I’ve never met a surfer who said, “Yeah, I don’t need to do yoga. I never have any aches and pains, my lower back feels amazing and my hips are super supple!” What I usually hear is that surfers want to do yoga but they don’t know what to do. They often don’t have a lot of time to dedicate to it and they are concerned that consistent practice could get expensive.
A few years ago, I started working with professional mountain bikers who suffered crippling lower back pain from throwing themselves down mountains at high speed. When I moved to the coast and started teaching yoga to surfers, I quickly realised that each extreme sport creates its own particular set of muscular imbalances and postural misalignments. For surfers that is usually compression at the lower back, tight hips and hamstrings, a closed chest, and pain in the neck and shoulders. Luckily, yoga is great at undoing these imbalances and it takes a lot less time than you might think. The key is to do it little and often.
The 15-Minute Routine
I designed this sequence specifically for surfers. After spending all day in the water, I know you don’t always have an hour or so free to get to a class, and that is the beauty of this routine. If you are able to get into the habit of practicing it 3-4 times a week, 15 minutes is all you need. It will alleviate pain in achey neck and shoulders, increase flexibility in your hips and hamstrings, open up your chest and lengthen out your spine. You will notice a profound improvement in your suppleness, stamina and skillfulness on the board right away.
Take It Easy
If you apply too much force to a stretch, your body’s innate reflex reaction will prevent your muscle from lengthening beyond a safe range. However, it is possible to override this protective stretch reflex and cause yourself harm. Here are some pointers to keep in mind:
- Never try to use force to increase a stretch. Instead, deepen your breath and relax into it. -Listen to the alignment cues I give you. For example, to bend your knees in forward bend. -Differentiate between sensations of discomfort and pain. If you do experience any amount of pain, back off from the stretch and trust that your flexibility will increase gradually over time with consistent practice. -Remember that it has taken a lifetime for tightness to build up in your muscles, so be patient and kind to your body. It’s the only one you have.

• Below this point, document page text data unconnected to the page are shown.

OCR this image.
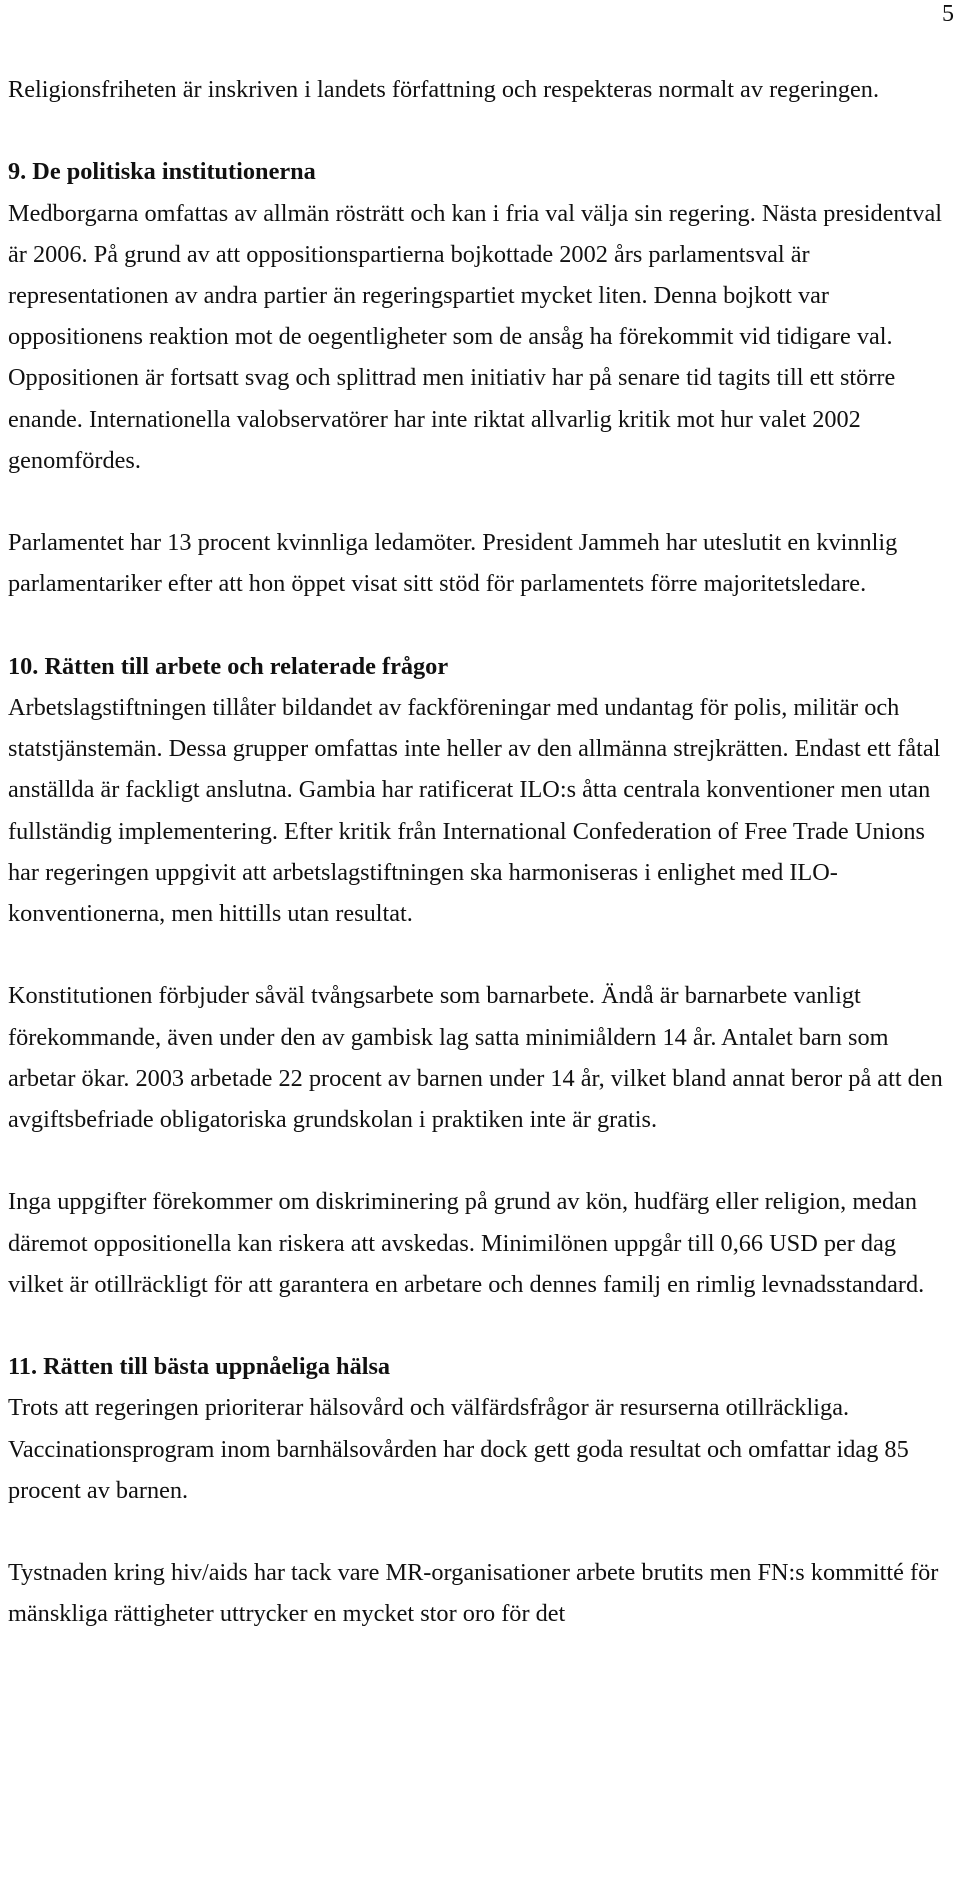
5

Religionsfriheten är inskriven i landets författning och respekteras normalt av regeringen.

9. De politiska institutionerna

Medborgarna omfattas av allmän rösträtt och kan i fria val välja sin regering. Nästa presidentval är 2006. På grund av att oppositionspartierna bojkottade 2002 års parlamentsval är representationen av andra partier än regeringspartiet mycket liten. Denna bojkott var oppositionens reaktion mot de oegentligheter som de ansåg ha förekommit vid tidigare val. Oppositionen är fortsatt svag och splittrad men initiativ har på senare tid tagits till ett större enande. Internationella valobservatörer har inte riktat allvarlig kritik mot hur valet 2002 genomfördes.

Parlamentet har 13 procent kvinnliga ledamöter. President Jammeh har uteslutit en kvinnlig parlamentariker efter att hon öppet visat sitt stöd för parlamentets förre majoritetsledare.

10. Rätten till arbete och relaterade frågor

Arbetslagstiftningen tillåter bildandet av fackföreningar med undantag för polis, militär och statstjänstemän. Dessa grupper omfattas inte heller av den allmänna strejkrätten. Endast ett fåtal anställda är fackligt anslutna. Gambia har ratificerat ILO:s åtta centrala konventioner men utan fullständig implementering. Efter kritik från International Confederation of Free Trade Unions har regeringen uppgivit att arbetslagstiftningen ska harmoniseras i enlighet med ILO-konventionerna, men hittills utan resultat.

Konstitutionen förbjuder såväl tvångsarbete som barnarbete. Ändå är barnarbete vanligt förekommande, även under den av gambisk lag satta minimiåldern 14 år. Antalet barn som arbetar ökar. 2003 arbetade 22 procent av barnen under 14 år, vilket bland annat beror på att den avgiftsbefriade obligatoriska grundskolan i praktiken inte är gratis.

Inga uppgifter förekommer om diskriminering på grund av kön, hudfärg eller religion, medan däremot oppositionella kan riskera att avskedas. Minimilönen uppgår till 0,66 USD per dag vilket är otillräckligt för att garantera en arbetare och dennes familj en rimlig levnadsstandard.

11. Rätten till bästa uppnåeliga hälsa

Trots att regeringen prioriterar hälsovård och välfärdsfrågor är resurserna otillräckliga. Vaccinationsprogram inom barnhälsovården har dock gett goda resultat och omfattar idag 85 procent av barnen.

Tystnaden kring hiv/aids har tack vare MR-organisationer arbete brutits men FN:s kommitté för mänskliga rättigheter uttrycker en mycket stor oro för det
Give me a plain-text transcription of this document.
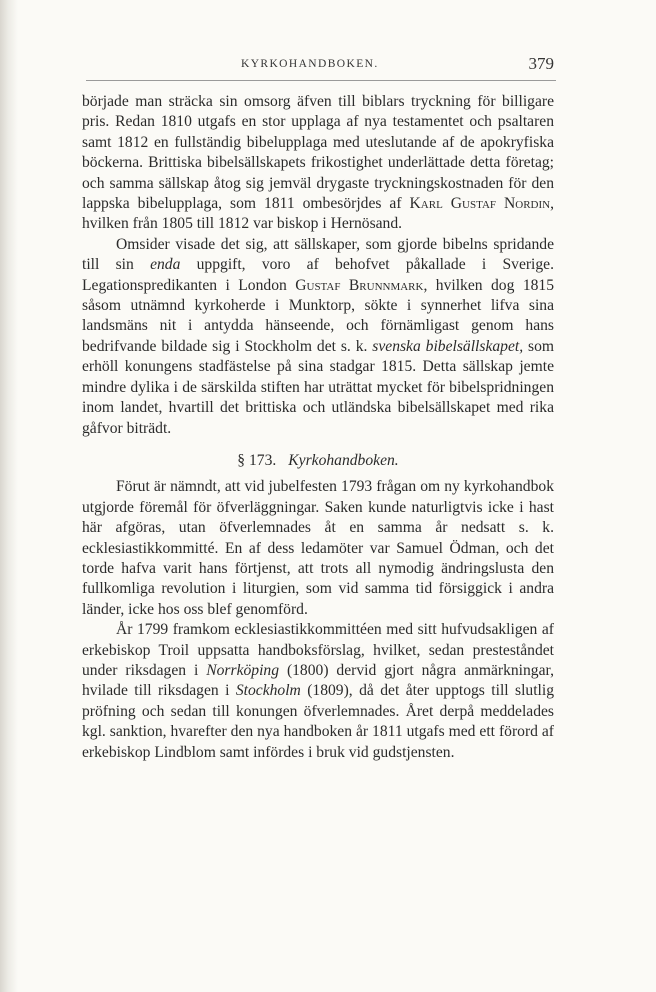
KYRKOHANDBOKEN.	379

började man sträcka sin omsorg äfven till biblars tryckning för billigare pris. Redan 1810 utgafs en stor upplaga af nya testamentet och psaltaren samt 1812 en fullständig bibelupplaga med uteslutande af de apokryfiska böckerna. Brittiska bibelsällskapets frikostighet underlättade detta företag; och samma sällskap åtog sig jemväl drygaste tryckningskostnaden för den lappska bibelupplaga, som 1811 ombesörjdes af Karl Gustaf Nordin, hvilken från 1805 till 1812 var biskop i Hernösand.

Omsider visade det sig, att sällskaper, som gjorde bibelns spridande till sin enda uppgift, voro af behofvet påkallade i Sverige. Legationspredikanten i London Gustaf Brunnmark, hvilken dog 1815 såsom utnämnd kyrkoherde i Munktorp, sökte i synnerhet lifva sina landsmäns nit i antydda hänseende, och förnämligast genom hans bedrifvande bildade sig i Stockholm det s. k. svenska bibelsällskapet, som erhöll konungens stadfästelse på sina stadgar 1815. Detta sällskap jemte mindre dylika i de särskilda stiften har uträttat mycket för bibelspridningen inom landet, hvartill det brittiska och utländska bibelsällskapet med rika gåfvor biträdt.

§ 173. Kyrkohandboken.

Förut är nämndt, att vid jubelfesten 1793 frågan om ny kyrkohandbok utgjorde föremål för öfverläggningar. Saken kunde naturligtvis icke i hast här afgöras, utan öfverlemnades åt en samma år nedsatt s. k. ecklesiastikkommitté. En af dess ledamöter var Samuel Ödman, och det torde hafva varit hans förtjenst, att trots all nymodig ändringslusta den fullkomliga revolution i liturgien, som vid samma tid försiggick i andra länder, icke hos oss blef genomförd.

År 1799 framkom ecklesiastikkommittéen med sitt hufvudsakligen af erkebiskop Troil uppsatta handboksförslag, hvilket, sedan presteståndet under riksdagen i Norrköping (1800) dervid gjort några anmärkningar, hvilade till riksdagen i Stockholm (1809), då det åter upptogs till slutlig pröfning och sedan till konungen öfverlemnades. Året derpå meddelades kgl. sanktion, hvarefter den nya handboken år 1811 utgafs med ett förord af erkebiskop Lindblom samt infördes i bruk vid gudstjensten.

There are some poses in this sequence that are fairly advanced and require a certain level of flexibility. This is intentional. I want to give you a routine that you can grow into, so you can continue to improve gradually and consistently over the next few weeks and months.
On your way to mastery, remember that you can always modify the poses. Stop and start the video as much as you want to and go through it at your own pace. I like to move my body from side to side in each of the postures until I feel the release where I need it.

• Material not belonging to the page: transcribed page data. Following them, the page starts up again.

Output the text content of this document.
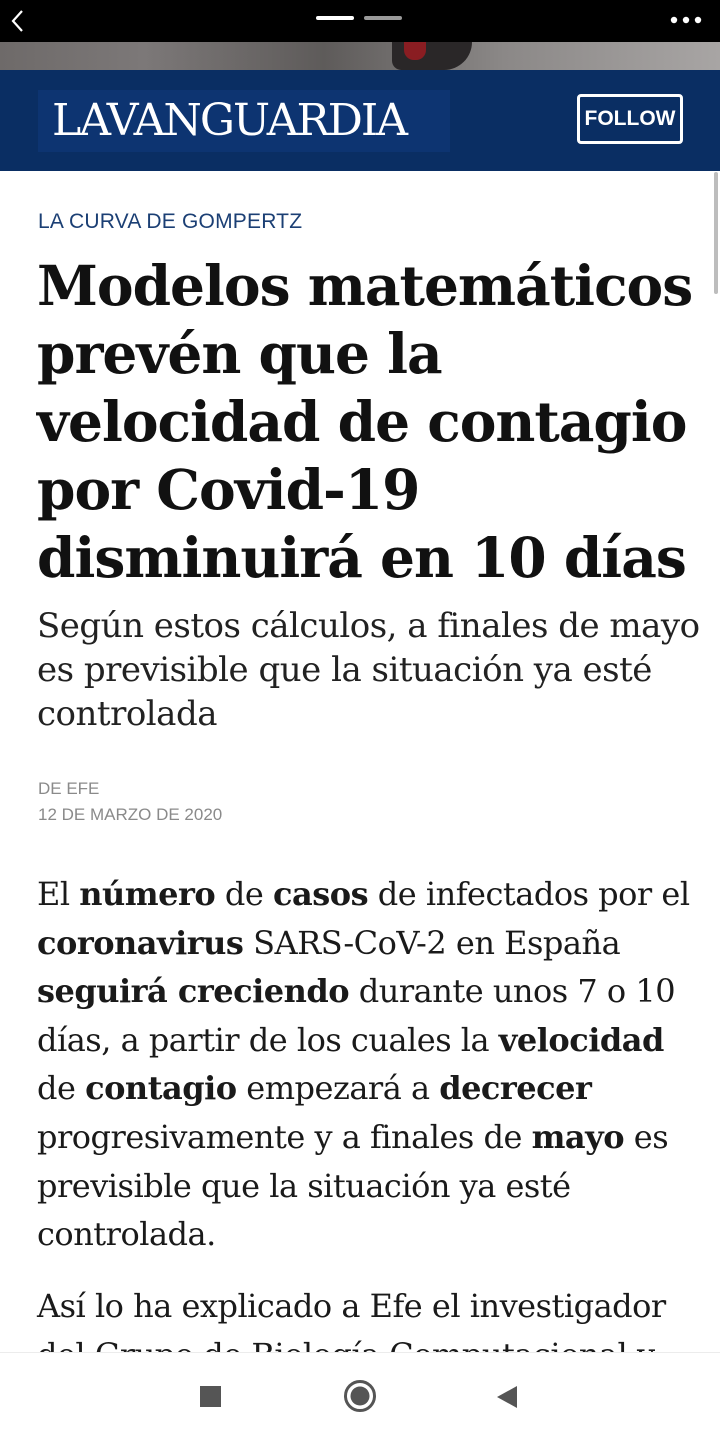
LAVANGUARDIA	FOLLOW
LA CURVA DE GOMPERTZ
Modelos matemáticos prevén que la velocidad de contagio por Covid-19 disminuirá en 10 días

Según estos cálculos, a finales de mayo es previsible que la situación ya esté controlada

DE EFE
12 DE MARZO DE 2020

El número de casos de infectados por el coronavirus SARS-CoV-2 en España seguirá creciendo durante unos 7 o 10 días, a partir de los cuales la velocidad de contagio empezará a decrecer progresivamente y a finales de mayo es previsible que la situación ya esté controlada.

Así lo ha explicado a Efe el investigador
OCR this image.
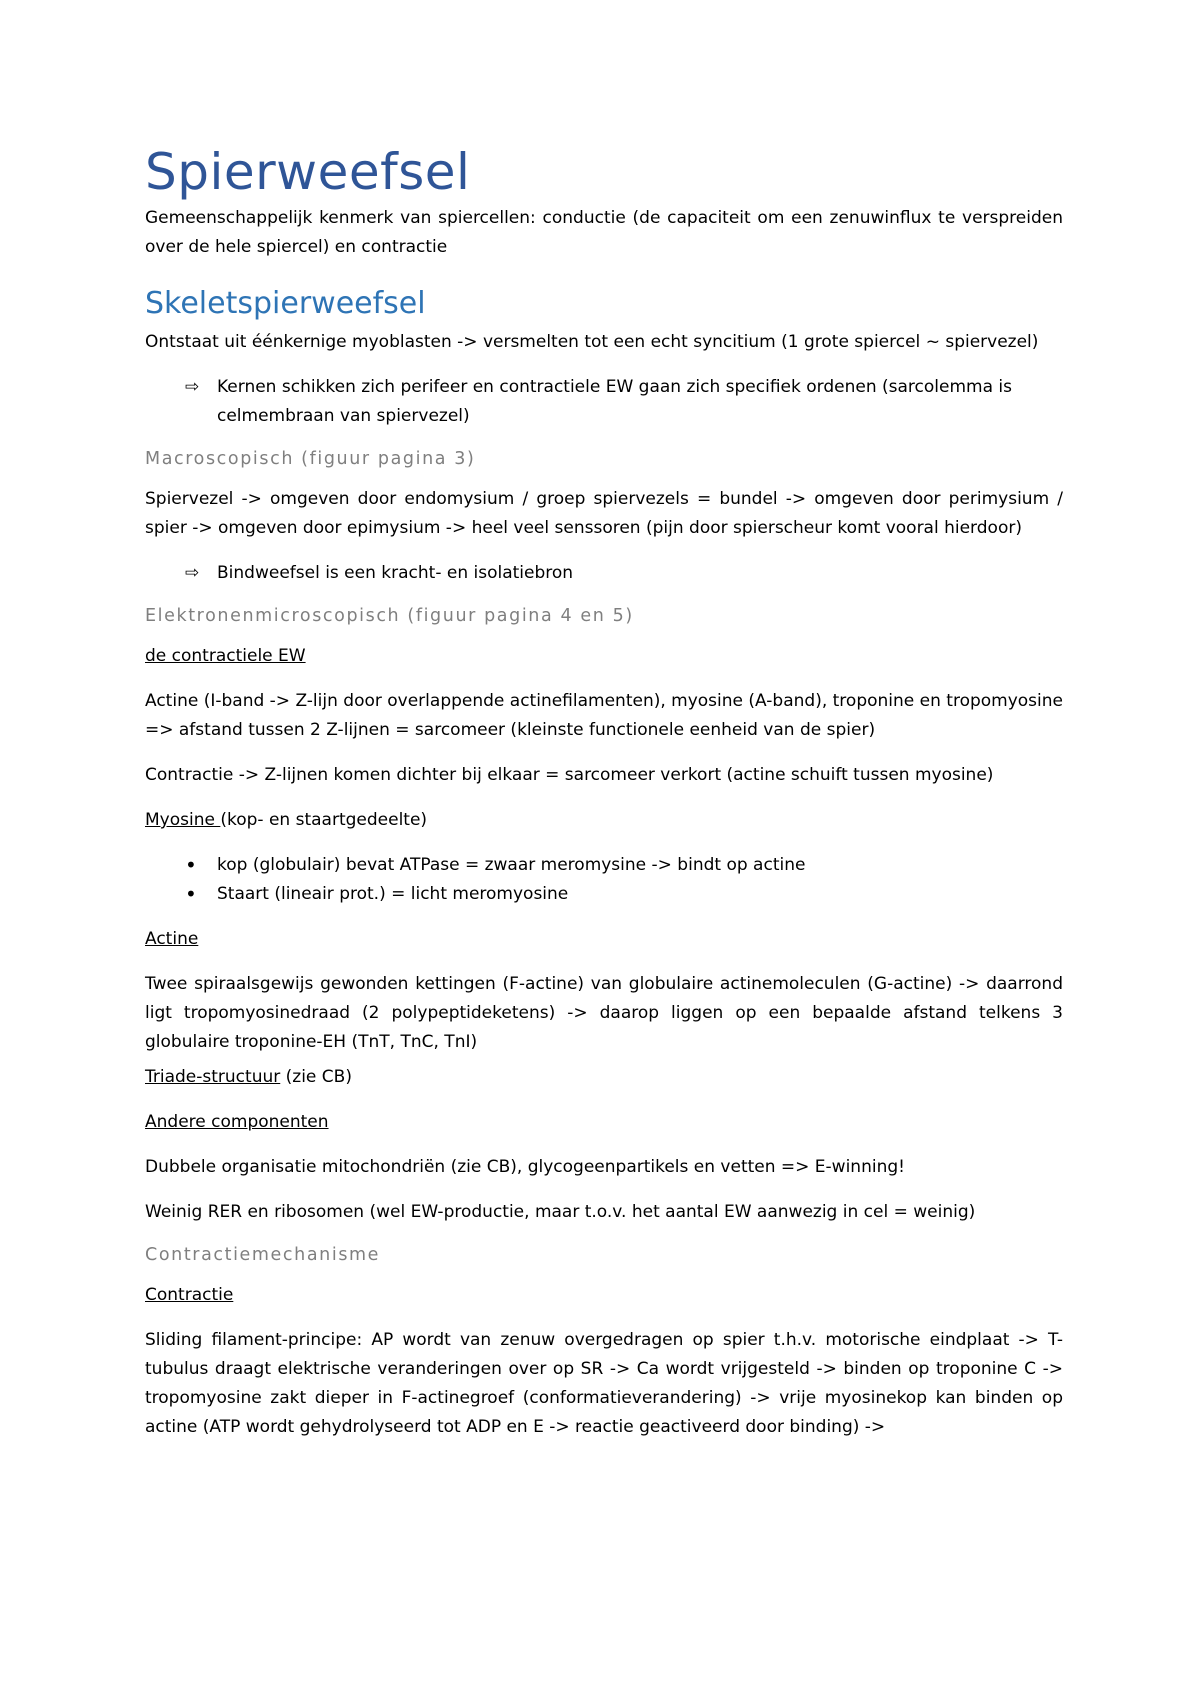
Spierweefsel

Gemeenschappelijk kenmerk van spiercellen: conductie (de capaciteit om een zenuwinflux te verspreiden over de hele spiercel) en contractie

Skeletspierweefsel

Ontstaat uit éénkernige myoblasten -> versmelten tot een echt syncitium (1 grote spiercel ~ spiervezel)

⇨	Kernen schikken zich perifeer en contractiele EW gaan zich specifiek ordenen (sarcolemma is celmembraan van spiervezel)
Macroscopisch (figuur pagina 3)

Spiervezel -> omgeven door endomysium / groep spiervezels = bundel -> omgeven door perimysium / spier -> omgeven door epimysium -> heel veel senssoren (pijn door spierscheur komt vooral hierdoor)

⇨	Bindweefsel is een kracht- en isolatiebron
Elektronenmicroscopisch (figuur pagina 4 en 5)

de contractiele EW

Actine (I-band -> Z-lijn door overlappende actinefilamenten), myosine (A-band), troponine en tropomyosine => afstand tussen 2 Z-lijnen = sarcomeer (kleinste functionele eenheid van de spier)

Contractie -> Z-lijnen komen dichter bij elkaar = sarcomeer verkort (actine schuift tussen myosine)

Myosine (kop- en staartgedeelte)

•	kop (globulair) bevat ATPase = zwaar meromysine -> bindt op actine
•	Staart (lineair prot.) = licht meromyosine

Actine

Twee spiraalsgewijs gewonden kettingen (F-actine) van globulaire actinemoleculen (G-actine) -> daarrond ligt tropomyosinedraad (2 polypeptideketens) -> daarop liggen op een bepaalde afstand telkens 3 globulaire troponine-EH (TnT, TnC, TnI)

Triade-structuur (zie CB)

Andere componenten

Dubbele organisatie mitochondriën (zie CB), glycogeenpartikels en vetten => E-winning!

Weinig RER en ribosomen (wel EW-productie, maar t.o.v. het aantal EW aanwezig in cel = weinig)

Contractiemechanisme

Contractie

Sliding filament-principe: AP wordt van zenuw overgedragen op spier t.h.v. motorische eindplaat -> T-tubulus draagt elektrische veranderingen over op SR -> Ca wordt vrijgesteld -> binden op troponine C -> tropomyosine zakt dieper in F-actinegroef (conformatieverandering) -> vrije myosinekop kan binden op actine (ATP wordt gehydrolyseerd tot ADP en E -> reactie geactiveerd door binding) ->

Here are some specific suggestions:
- If you are uncomfortable sitting cross-legged in Easy pose, sit your bum on the edge of a cushion to raise your hips up. -Bend your knees as much as you need to in Downward Dog so that your spine is flat and your lower back does not bulge. -In Forward Fold, bend your knees to release pressure at your lower back. In this sequence, this pose is a spinal, not a hamstring stretch. -If you cannot reach your fingers to the mat in Bended Crescent Lunge, rest them on a book or low table. -Stay up on your palms in Lizard until you can come down onto your elbows. -In Pigeon, put a cushion under the hip of your bent leg for support.